Sajjan spoke to new U.S. Defense Secretary James Mattis by telephone on Monday, and while they did not discuss peacekeeping, Sajjan said he intends to when the two meet in person for the first time.
That's because any troop deployment must be done with the bigger picture in mind, Sajjan said.
"It's all interconnected. For example, what's happening in Iraq right now impacts what's happening in Africa and other parts of the world," he told reporters in Calgary. "So we have to discuss this because we need to be able to maximize our impact on the ground."
The minister insisted Canada would make its own decision on when and where to send peacekeepers.
Sajjan had the distinction of being the first foreign defence minister that Mattis has spoken to after being confirmed U.S. defence secretary. The retired general was reportedly effusive in his praise for Canada.
According to a readout from the U.S. Defence Department, Mattis not only thanked Canada for its contributions to North American security, he noted the country's military contributions in Iraq and Latvia.
"Secretary Mattis thanked Minister Sajjan for Canada's strong support for our alliance," the readout says, "and expressed his personal appreciation for the professionalism of the Canadian Armed Forces."

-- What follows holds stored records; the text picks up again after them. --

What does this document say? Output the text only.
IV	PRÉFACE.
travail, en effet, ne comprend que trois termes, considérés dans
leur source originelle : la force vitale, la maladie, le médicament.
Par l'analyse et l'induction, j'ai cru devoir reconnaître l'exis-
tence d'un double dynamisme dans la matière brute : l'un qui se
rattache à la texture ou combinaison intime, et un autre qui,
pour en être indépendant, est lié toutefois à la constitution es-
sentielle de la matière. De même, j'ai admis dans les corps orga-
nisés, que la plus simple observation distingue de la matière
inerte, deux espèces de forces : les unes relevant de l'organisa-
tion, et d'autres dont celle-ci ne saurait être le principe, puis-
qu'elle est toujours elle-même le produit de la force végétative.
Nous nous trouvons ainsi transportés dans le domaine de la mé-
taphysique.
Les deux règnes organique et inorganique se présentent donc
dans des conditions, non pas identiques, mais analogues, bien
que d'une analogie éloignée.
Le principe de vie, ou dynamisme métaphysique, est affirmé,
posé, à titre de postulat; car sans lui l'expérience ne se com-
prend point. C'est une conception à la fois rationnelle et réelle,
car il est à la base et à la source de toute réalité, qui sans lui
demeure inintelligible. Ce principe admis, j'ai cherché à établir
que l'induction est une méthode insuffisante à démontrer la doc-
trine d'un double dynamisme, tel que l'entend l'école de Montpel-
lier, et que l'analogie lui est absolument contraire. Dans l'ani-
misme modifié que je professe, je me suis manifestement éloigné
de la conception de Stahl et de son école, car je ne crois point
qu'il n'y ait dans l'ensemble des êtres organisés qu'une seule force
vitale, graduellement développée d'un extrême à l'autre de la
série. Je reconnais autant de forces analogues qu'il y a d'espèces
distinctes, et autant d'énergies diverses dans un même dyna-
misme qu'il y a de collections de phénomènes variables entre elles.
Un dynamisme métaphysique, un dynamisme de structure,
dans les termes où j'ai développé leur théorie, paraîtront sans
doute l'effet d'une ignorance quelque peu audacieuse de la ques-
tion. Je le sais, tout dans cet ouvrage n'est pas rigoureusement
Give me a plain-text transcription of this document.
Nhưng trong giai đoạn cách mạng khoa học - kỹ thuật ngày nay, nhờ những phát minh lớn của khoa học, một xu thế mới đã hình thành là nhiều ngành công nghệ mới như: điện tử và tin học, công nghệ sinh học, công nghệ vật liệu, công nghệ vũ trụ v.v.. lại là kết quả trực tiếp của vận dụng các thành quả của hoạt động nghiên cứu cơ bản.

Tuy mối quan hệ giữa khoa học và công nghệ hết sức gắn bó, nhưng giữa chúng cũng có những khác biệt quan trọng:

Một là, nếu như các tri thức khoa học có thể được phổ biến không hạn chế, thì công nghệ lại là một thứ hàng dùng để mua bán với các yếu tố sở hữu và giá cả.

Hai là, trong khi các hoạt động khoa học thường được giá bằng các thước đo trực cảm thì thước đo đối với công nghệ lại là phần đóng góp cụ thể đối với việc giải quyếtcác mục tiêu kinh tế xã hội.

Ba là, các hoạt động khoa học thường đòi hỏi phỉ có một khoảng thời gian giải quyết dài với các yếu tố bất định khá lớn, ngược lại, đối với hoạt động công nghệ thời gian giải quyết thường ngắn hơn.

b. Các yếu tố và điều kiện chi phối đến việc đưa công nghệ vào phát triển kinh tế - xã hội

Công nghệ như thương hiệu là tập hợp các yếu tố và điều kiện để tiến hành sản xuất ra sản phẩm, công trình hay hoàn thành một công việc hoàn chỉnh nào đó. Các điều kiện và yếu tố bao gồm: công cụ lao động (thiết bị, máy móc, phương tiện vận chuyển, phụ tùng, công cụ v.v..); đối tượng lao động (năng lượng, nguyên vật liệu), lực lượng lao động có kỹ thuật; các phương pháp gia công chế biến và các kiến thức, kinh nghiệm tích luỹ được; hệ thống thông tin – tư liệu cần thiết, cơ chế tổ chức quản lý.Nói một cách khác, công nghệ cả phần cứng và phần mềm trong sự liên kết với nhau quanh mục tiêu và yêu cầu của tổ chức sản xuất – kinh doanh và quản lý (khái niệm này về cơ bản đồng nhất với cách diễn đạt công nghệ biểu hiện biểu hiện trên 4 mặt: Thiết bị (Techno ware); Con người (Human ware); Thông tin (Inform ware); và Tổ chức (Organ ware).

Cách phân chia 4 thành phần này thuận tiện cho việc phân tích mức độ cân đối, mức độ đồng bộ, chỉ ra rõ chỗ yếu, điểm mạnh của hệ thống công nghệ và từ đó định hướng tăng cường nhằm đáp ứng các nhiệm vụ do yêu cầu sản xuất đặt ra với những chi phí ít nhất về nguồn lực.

Those words will be welcomed by Canadian officials who have been wringing their hands over whether the Trump administration plans to pressure Canada to spend more on defence.
Trump has previously railed against what he called "freeriders" within NATO, and while those words were largely targeted at European allies, critics say they could easily apply to Canada.
Canada spends less than one per cent of its gross domestic product on defence, while the NATO target is two per cent. But the federal government argues that such calculations ignore Canada's in-kind contributions to global security.
While Mattis does not appear to have raised the issue of defence spending with Sajjan, the touchy subject did figure prominently in the U.S. defense secretary's later phone call with British counterpart Michael Fallon.
Mattis reportedly emphasized the U.S.'s "unshakable commitment to NATO," according to a readout from that conversation, before thanking the UK for committing two per cent of GDP to defence.
In his own statement, Fallon said he and Mattis talked about "our joint leadership in NATO, including…how we ensure that all members meet the two per cent spending commitment alongside America and Britain."
The Liberal government is currently drawing up a new defence policy, and one of the key questions is whether it will include significant new cash for the military.